AT THE EDGE
As an organization ages, you don’t look to the centre for signs of new life, where the leaders are expending more and more energy trying to protect the old ways. You look to the edges. There the organization is still alive to its environment, still alert to new possibilities.
This weekend we hosted our annual Midtown Mosaic. This is one of our “edges” at St. Stephen’s. It is an enormous effort—a labour of love in particular for its creator, Ginny Binder. But it puts us in direct contact with the wider community—in this case, the arts community. At the same time, down in our lower hall, we connected with our book-buying neighbours through our used book sale.
Our recent renovations were all about supporting opportunities at the edges. Our large flexible worship space can double as an art gallery, a concert hall, or a meditation centre. Our creation space houses our Sunday School program, but also a community chess club for teens, a rehearsal space for choirs, and a meeting room for local condo associations.
One of the supporters of our renovations was the Anglican Foundation, whose Executive Director, Judy Rois, knows a thing or two about new life in the church. The Foundation exists to support churches doing innovative things, whether through bricks and mortar or through creative programming. We support the Foundation with an annual donation; and each year the Foundation supports dozens of innovative church projects across the country.

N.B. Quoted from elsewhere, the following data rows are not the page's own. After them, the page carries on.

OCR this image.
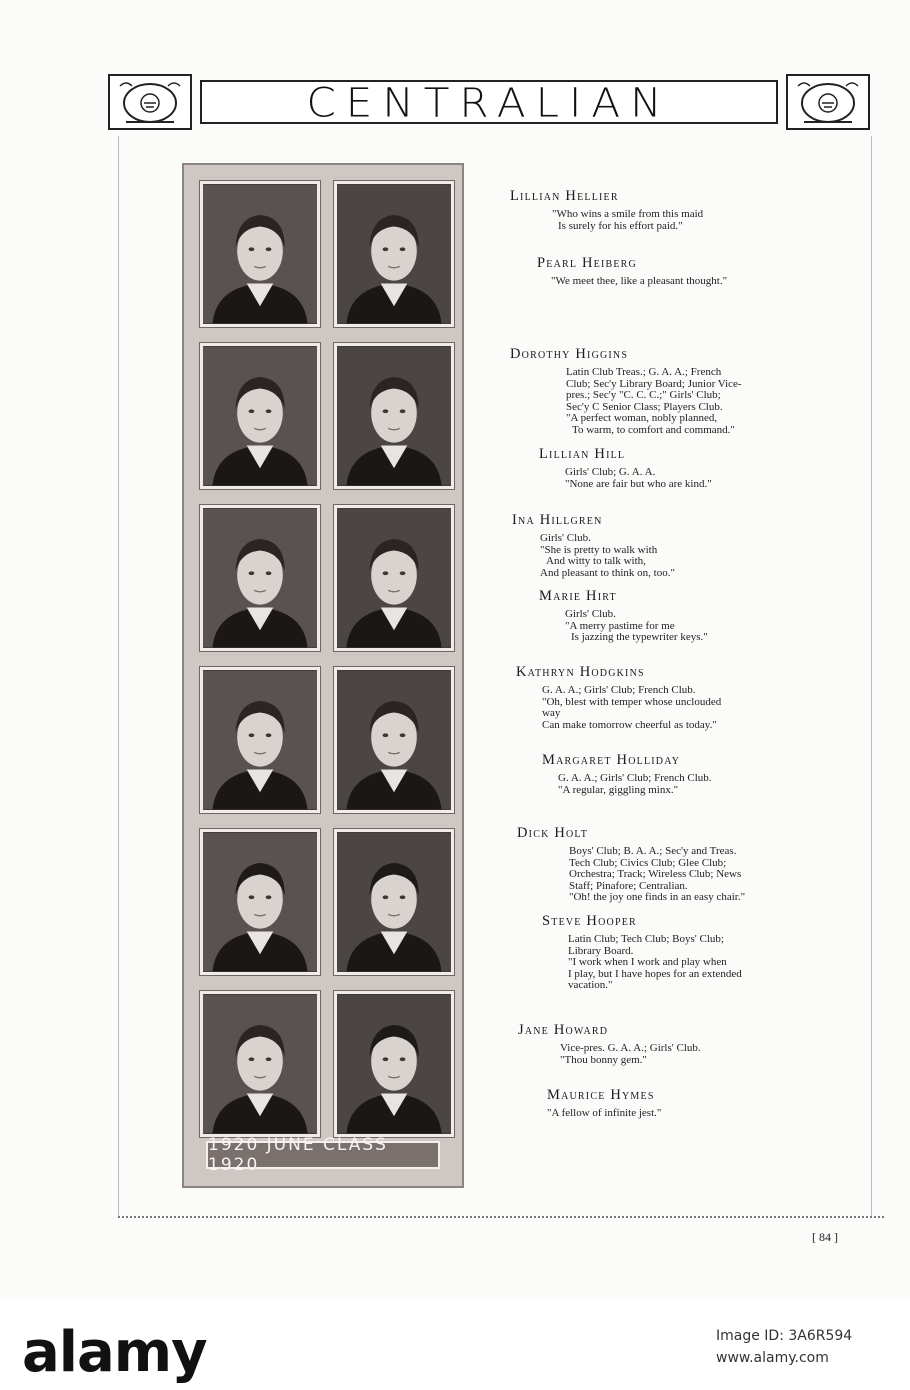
CENTRALIAN
1920 JUNE CLASS 1920
Lillian Hellier
"Who wins a smile from this maid
Is surely for his effort paid."
Pearl Heiberg
"We meet thee, like a pleasant thought."
Dorothy Higgins
Latin Club Treas.; G. A. A.; French
Club; Sec'y Library Board; Junior Vice-
pres.; Sec'y "C. C. C.;" Girls' Club;
Sec'y C Senior Class; Players Club.
"A perfect woman, nobly planned,
To warm, to comfort and command."
Lillian Hill
Girls' Club; G. A. A.
"None are fair but who are kind."
Ina Hillgren
Girls' Club.
"She is pretty to walk with
And witty to talk with,
And pleasant to think on, too."
Marie Hirt
Girls' Club.
"A merry pastime for me
Is jazzing the typewriter keys."
Kathryn Hodgkins
G. A. A.; Girls' Club; French Club.
"Oh, blest with temper whose unclouded
way
Can make tomorrow cheerful as today."
Margaret Holliday
G. A. A.; Girls' Club; French Club.
"A regular, giggling minx."
Dick Holt
Boys' Club; B. A. A.; Sec'y and Treas.
Tech Club; Civics Club; Glee Club;
Orchestra; Track; Wireless Club; News
Staff; Pinafore; Centralian.
"Oh! the joy one finds in an easy chair."
Steve Hooper
Latin Club; Tech Club; Boys' Club;
Library Board.
"I work when I work and play when
I play, but I have hopes for an extended
vacation."
Jane Howard
Vice-pres. G. A. A.; Girls' Club.
"Thou bonny gem."
Maurice Hymes
"A fellow of infinite jest."
[ 84 ]
alamy	Image ID: 3A6R594
www.alamy.com
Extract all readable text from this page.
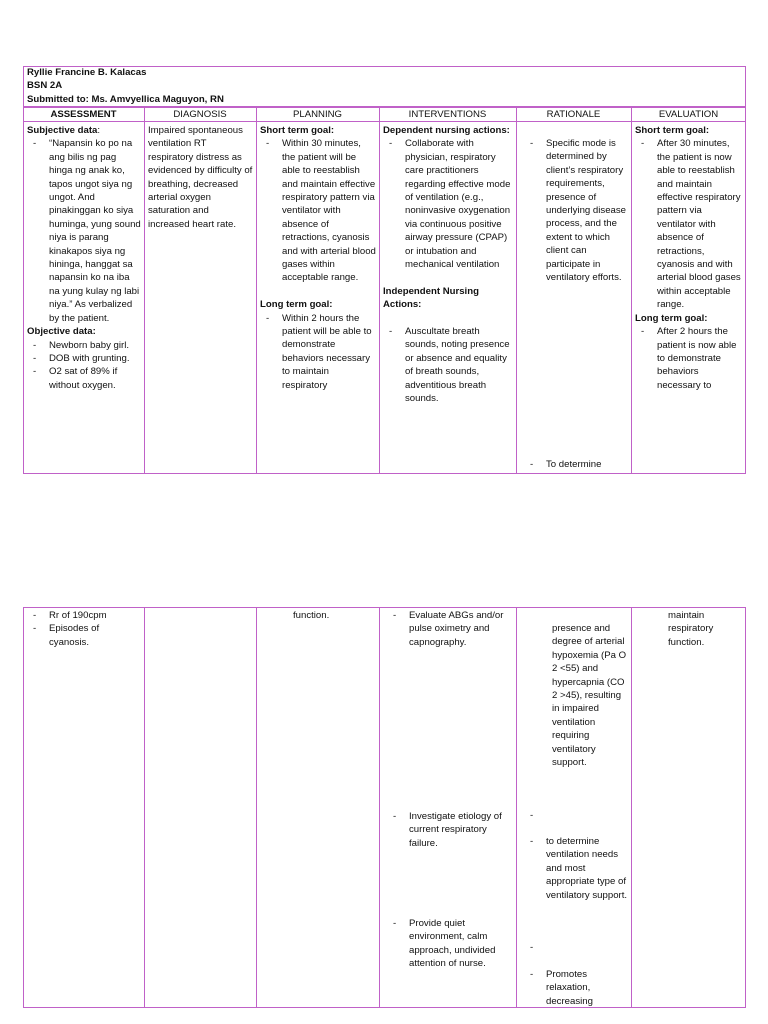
Ryllie Francine B. Kalacas
BSN 2A
Submitted to: Ms. Amvyellica Maguyon, RN
ASSESSMENT	DIAGNOSIS	PLANNING	INTERVENTIONS	RATIONALE	EVALUATION
Subjective data:
- “Napansin ko po na ang bilis ng pag hinga ng anak ko, tapos ungot siya ng ungot. And pinakinggan ko siya huminga, yung sound niya is parang kinakapos siya ng hininga, hanggat sa napansin ko na iba na yung kulay ng labi niya.” As verbalized by the patient.
Objective data:
- Newborn baby girl.
- DOB with grunting.
- O2 sat of 89% if without oxygen.
Impaired spontaneous ventilation RT respiratory distress as evidenced by difficulty of breathing, decreased arterial oxygen saturation and increased heart rate.
Short term goal:
- Within 30 minutes, the patient will be able to reestablish and maintain effective respiratory pattern via ventilator with absence of retractions, cyanosis and with arterial blood gases within acceptable range.
Long term goal:
- Within 2 hours the patient will be able to demonstrate behaviors necessary to maintain respiratory
Dependent nursing actions:
- Collaborate with physician, respiratory care practitioners regarding effective mode of ventilation (e.g., noninvasive oxygenation via continuous positive airway pressure (CPAP) or intubation and mechanical ventilation
Independent Nursing Actions:
- Auscultate breath sounds, noting presence or absence and equality of breath sounds, adventitious breath sounds.
- Specific mode is determined by client’s respiratory requirements, presence of underlying disease process, and the extent to which client can participate in ventilatory efforts.
- To determine
Short term goal:
- After 30 minutes, the patient is now able to reestablish and maintain effective respiratory pattern via ventilator with absence of retractions, cyanosis and with arterial blood gases within acceptable range.
Long term goal:
- After 2 hours the patient is now able to demonstrate behaviors necessary to
- Rr of 190cpm
- Episodes of cyanosis.
function.
-	Evaluate ABGs and/or pulse oximetry and capnography.
- Investigate etiology of current respiratory failure.
- Provide quiet environment, calm approach, undivided attention of nurse.
presence and degree of arterial hypoxemia (Pa O 2 <55) and hypercapnia (CO 2 >45), resulting in impaired ventilation requiring ventilatory support.
- to determine ventilation needs and most appropriate type of ventilatory support.
- Promotes relaxation, decreasing
maintain respiratory function.
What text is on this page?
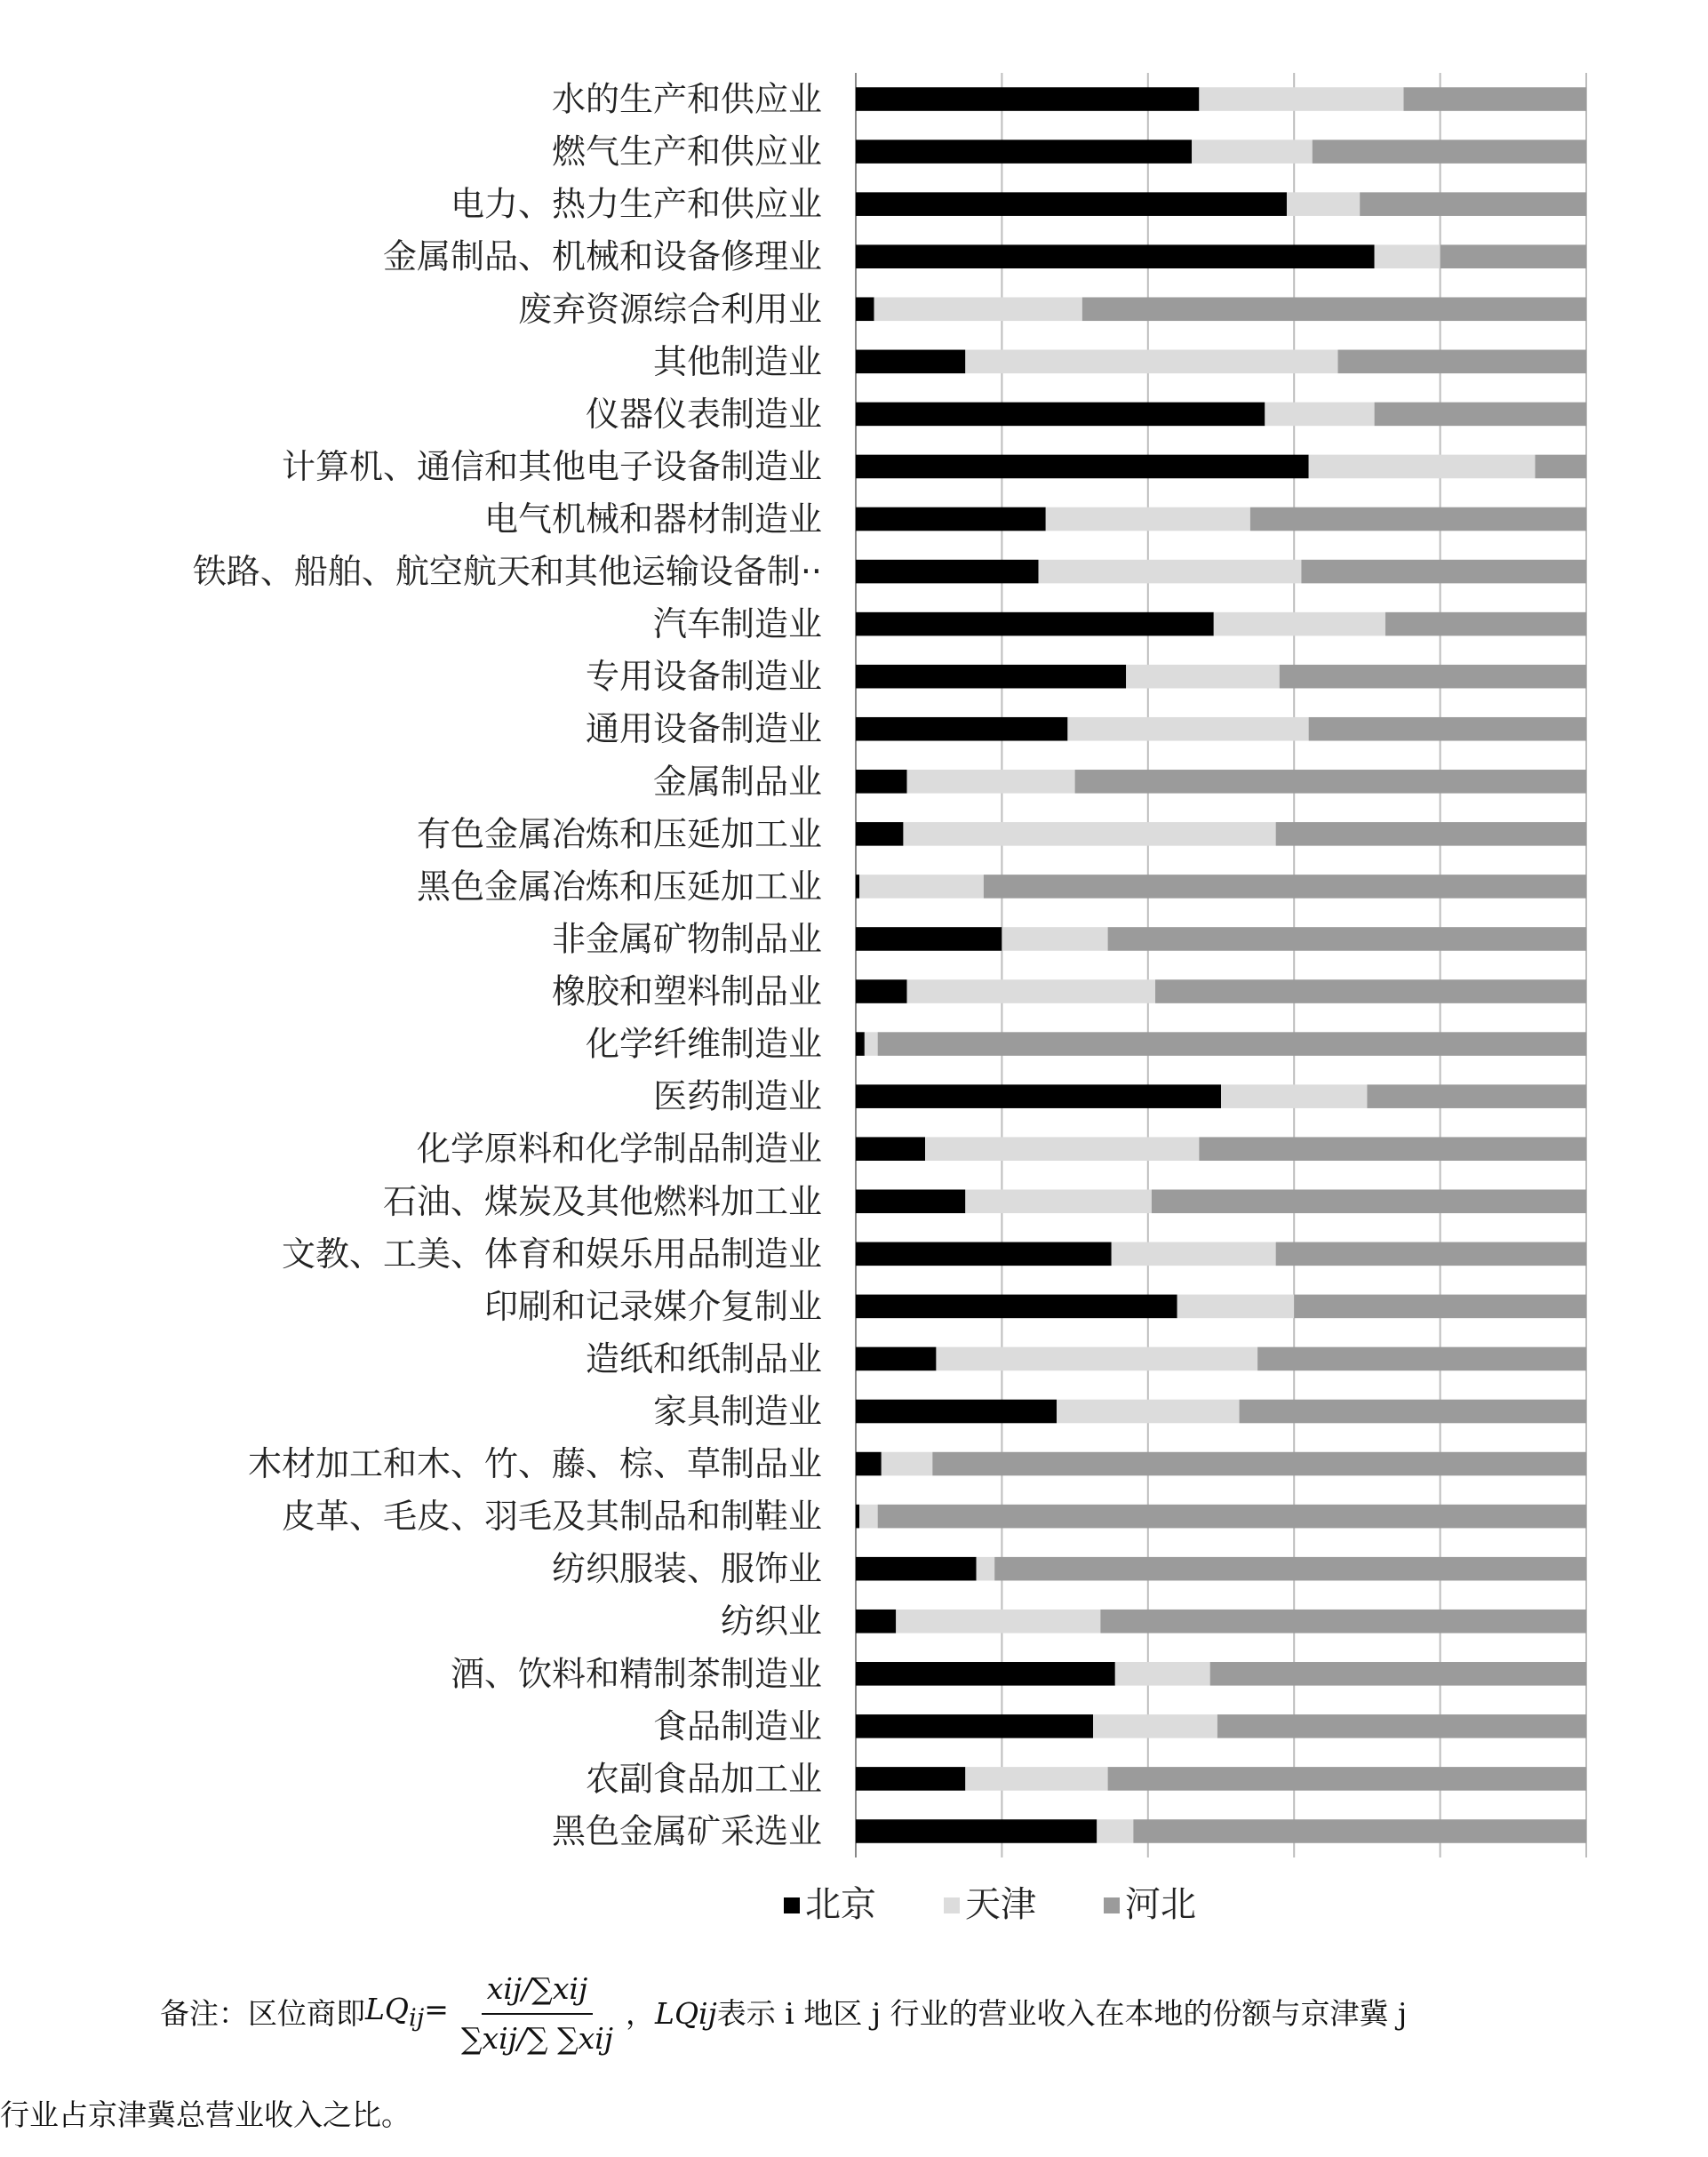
水的生产和供应业
燃气生产和供应业
电力、热力生产和供应业
金属制品、机械和设备修理业
废弃资源综合利用业
其他制造业
仪器仪表制造业
计算机、通信和其他电子设备制造业
电气机械和器材制造业
铁路、船舶、航空航天和其他运输设备制··
汽车制造业
专用设备制造业
通用设备制造业
金属制品业
有色金属冶炼和压延加工业
黑色金属冶炼和压延加工业
非金属矿物制品业
橡胶和塑料制品业
化学纤维制造业
医药制造业
化学原料和化学制品制造业
石油、煤炭及其他燃料加工业
文教、工美、体育和娱乐用品制造业
印刷和记录媒介复制业
造纸和纸制品业
家具制造业
木材加工和木、竹、藤、棕、草制品业
皮革、毛皮、羽毛及其制品和制鞋业
纺织服装、服饰业
纺织业
酒、饮料和精制茶制造业
食品制造业
农副食品加工业
黑色金属矿采选业
北京	天津	河北
备注：区位商即 $LQ_{ij}= \frac{\text{xij/∑xij}}{\text{∑xij/∑ ∑xij}}$ ， LQij 表示 i 地区 j 行业的营业收入在本地的份额与京津冀 j
行业占京津冀总营业收入之比。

New life happens at the edges.
GOD IN OUR MIDST
At St. Stephen’s we are exploring the language of Soul as a way of talking about how God moves in our midst. It means looking not so much for signs from heaven as for earthly signs. It takes seriously that God is with us in our everyday human experience and that we are given everything we need here and now to live the life to which God calls us.
One of the ways we discern God moving in our midst is to pay attention to what is happening within our church family. This week that means both sadness and joy as we grieve the loss of Joan McCollum and celebrate the marriage of David Roach and Linda Malakoff.
Turq and Joan McCollum became members of St. Stephen’s after Turq retired –and then retired again—from active parish ministry, both here and in the North. They were the model “clergy couple”, Turq serving as priest, Joan serving as an active church member—playing the organ and teaching Sunday school. Joan’s generosity and common sense, her ready laughter and her big heart will be missed by all.
David Roach has been an active member of St. Stephen’s for over ten years, providing leadership and support to our meditation group and men’s meetings, and providing kitchen hospitality countless times for our social events. We have all enjoyed meeting Linda as David began introducing her to us. They are a fabulous couple and we are pleased to share in the joy of their marriage.